Hotelkolumne: In fremden Federn: Landung in Kreuzkölln

Zwischen Programmkino und Punksongs und polnischen Piroggen - als Tourist in der eigenen Stadt, diesmal am Hermannplatz.

Von Julia Prosinger

Drei Minuten vor Ladenschluss sitzt im Karstadt am Hermannplatz noch immer ein alter Mann, blättert in Reiseführern, die sich in seinem Schoß stapeln, und trällert dazu ein türkisches Lied. Er liest nicht, er betrachtet nur die Bilder von Wüsten, Meeren und Dschungeln weltweit, sanft streicht er über die Seiten. Hat da einer Heim- oder Fernweh? Mit seinem Holzstock sieht er jedenfalls nicht so aus, als stünde der große Aufbruch bevor.

Draußen prasselt der Regen, also am besten, es dem Alten gleichtun, hier verreisen – und sei es nur in Gedanken. Im Programmkino Moviemento kurz mal nach Havanna, danach eine vietnamesische Pho-Suppe bei Kotti Dang in der Lenaustraße schlürfen – hervorragende selbst gemachte Nudeln – und anschließend im mondänen Coda, Friedelstraße, die Desserts und Drinks auf Sterneniveau probieren, als käme man gerade aus Sydneys Oper.

Der Regen beruhigt sich, Landung in Kreuzkölln. Auf ein paar Bier ins Ori, wo der Wirt in eine Pause zwischen zwei Punksongs hineinsagt: „Ich bin ein Arbeiterkind, für uns gehört Saufen dazu, und wenn du mit 15 nicht deinen ersten Vollrausch überlebt hast, bist du irgendwie komisch.“

Frühstücken ist das neue Ausgehen geworden

Der Satz trägt einen nach Hause, ja, richtig gelesen, so fühlt sich das kleine Hotel am Hermannplatz an, 14 Zimmer auf zwei Etagen eines Altbaus, drunter die Allgemeinmedizinerin, drüber die Studenten-WG. So saubere, große Räume mit Stuck, Verzeihung, hätte man jetzt von außen nicht erwartet, schon gar nicht zu diesen niedrigen Preisen (ab 55 Euro) ... Ragner Kilian, der die Unterkunft seit mehr als 20 Jahren betreibt, lächelt bescheiden.

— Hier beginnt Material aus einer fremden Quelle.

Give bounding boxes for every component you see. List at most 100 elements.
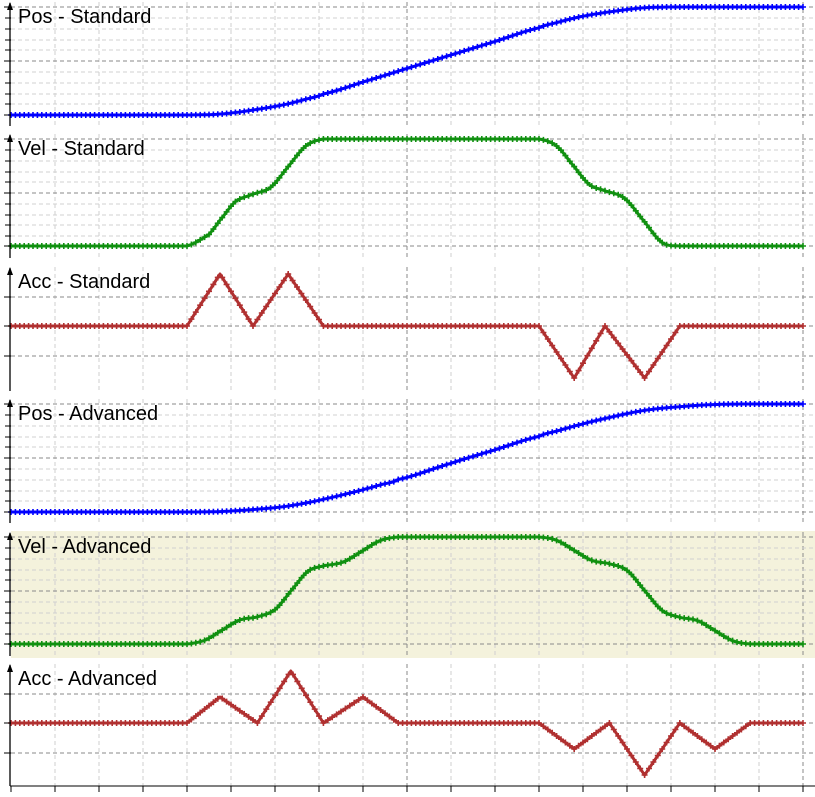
data-point-marker (430, 57, 437, 64)
data-point-marker (540, 431, 547, 438)
data-point-marker (470, 453, 476, 460)
data-point-marker (619, 346, 626, 353)
data-point-marker (549, 535, 556, 542)
data-point-marker (597, 416, 604, 423)
data-point-marker (412, 62, 419, 69)
data-point-marker (258, 612, 265, 619)
data-point-marker (311, 94, 318, 101)
data-point-marker (566, 742, 573, 749)
data-point-marker (540, 136, 547, 143)
data-point-marker (276, 602, 283, 609)
data-point-marker (219, 627, 226, 634)
data-point-marker (800, 401, 806, 407)
data-point-marker (254, 189, 261, 196)
data-point-marker (549, 140, 556, 147)
data-point-marker (390, 716, 397, 723)
data-point-marker (584, 555, 591, 562)
y-axis-arrow-icon (7, 267, 13, 275)
data-point-marker (654, 235, 661, 242)
data-point-marker (399, 66, 406, 73)
data-point-marker (800, 243, 806, 249)
data-point-marker (285, 163, 292, 170)
data-point-marker (584, 419, 591, 426)
data-point-marker (351, 81, 358, 88)
data-point-marker (536, 323, 542, 329)
data-point-marker (624, 197, 630, 204)
data-point-marker (646, 592, 652, 599)
data-point-marker (628, 409, 635, 416)
data-point-marker (448, 460, 454, 467)
data-point-marker (597, 726, 604, 733)
data-point-marker (320, 496, 327, 503)
data-point-marker (606, 720, 613, 726)
data-point-marker (527, 27, 534, 34)
data-point-marker (483, 449, 490, 456)
data-point-marker (421, 60, 428, 67)
data-point-marker (236, 707, 243, 714)
data-point-marker (716, 630, 723, 637)
data-point-marker (184, 720, 190, 726)
data-point-marker (571, 163, 578, 170)
panel-highlight (11, 531, 815, 658)
data-point-marker (492, 38, 498, 45)
data-point-marker (184, 323, 190, 329)
panel-title-pos-advanced: Pos - Advanced (18, 403, 158, 425)
data-point-marker (553, 349, 560, 355)
data-point-marker (232, 619, 239, 626)
data-point-marker (364, 77, 371, 84)
data-point-marker (593, 417, 600, 424)
data-point-marker (544, 726, 551, 733)
data-point-marker (637, 765, 644, 772)
data-point-marker (553, 142, 560, 149)
data-point-marker (566, 158, 573, 165)
data-point-marker (800, 323, 806, 329)
data-point-marker (676, 614, 683, 621)
data-point-marker (303, 692, 310, 699)
data-point-marker (254, 720, 261, 726)
data-point-marker (672, 329, 679, 336)
data-point-marker (571, 746, 578, 752)
data-point-marker (694, 733, 701, 739)
data-point-marker (606, 328, 613, 335)
data-point-marker (276, 685, 283, 692)
data-point-marker (206, 635, 212, 642)
data-point-marker (192, 309, 199, 316)
data-point-marker (417, 470, 424, 477)
data-point-marker (307, 566, 314, 573)
data-point-marker (346, 490, 353, 497)
data-point-marker (197, 638, 204, 645)
data-point-marker (496, 37, 503, 44)
data-point-marker (681, 723, 688, 730)
data-point-marker (219, 214, 226, 221)
data-point-marker (575, 14, 582, 21)
data-point-marker (659, 349, 666, 355)
data-point-marker (245, 713, 252, 720)
data-point-marker (236, 195, 243, 202)
data-point-marker (562, 739, 569, 746)
data-point-marker (694, 617, 701, 624)
data-point-marker (245, 316, 252, 323)
data-point-marker (800, 641, 806, 647)
data-point-marker (619, 564, 626, 571)
data-point-marker (615, 563, 622, 570)
data-point-marker (329, 88, 336, 95)
data-point-marker (690, 729, 696, 736)
y-axis-arrow-icon (7, 2, 13, 10)
data-point-marker (228, 203, 234, 210)
data-point-marker (267, 699, 274, 706)
data-point-marker (333, 87, 340, 94)
data-point-marker (588, 345, 595, 352)
data-point-marker (540, 723, 547, 730)
data-point-marker (610, 190, 617, 197)
data-point-marker (302, 570, 309, 577)
series-markers (8, 4, 806, 118)
data-point-marker (478, 42, 485, 49)
data-point-marker (298, 500, 305, 507)
data-point-marker (712, 746, 718, 752)
data-point-marker (210, 226, 217, 233)
data-point-marker (280, 277, 287, 284)
data-point-marker (637, 369, 644, 376)
data-point-marker (294, 580, 301, 587)
data-point-marker (386, 479, 393, 486)
data-point-marker (544, 21, 551, 28)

Früher, sagt er, sei dies ein Stundenhotel gewesen, der Eingang müsste mal wieder renoviert werden, und, na ja, der Kottbusser Damm sei eben nicht gerade leise. Aber wer will schon ausschlafen in diesem Teil der Stadt.

Kreuzberger Nächte sind lang, Kreuzköllner Morgende noch länger. Frühstücken ist das neue Ausgehen geworden. Und man könnte gleich seine Reise fortsetzen: türkisch-neuseeländische Avocadobrote im Café Brick gegenüber, Zimtschnecken in der dänischen Bread Station am Maybachufer, polnische Piroggen im Katulki ... doch da trägt Herr Kilian im kleinen Frühstücksraum seines Mini-Hotels schon selbst gemachte Marmelade von seiner Mutter heran, gelbe Pflaumen, geerntet in der Datsche am Saatwinkler Damm. „Kaffee habe ich literweise“, sagt er, serviert Orangensaft und perfekt weiche Eier und steckt einem Gast zwei Plastikbeutel zu: damit er sich Proviantbrote schmiere, für die lange Reise. Egal, wo die heute hingeht.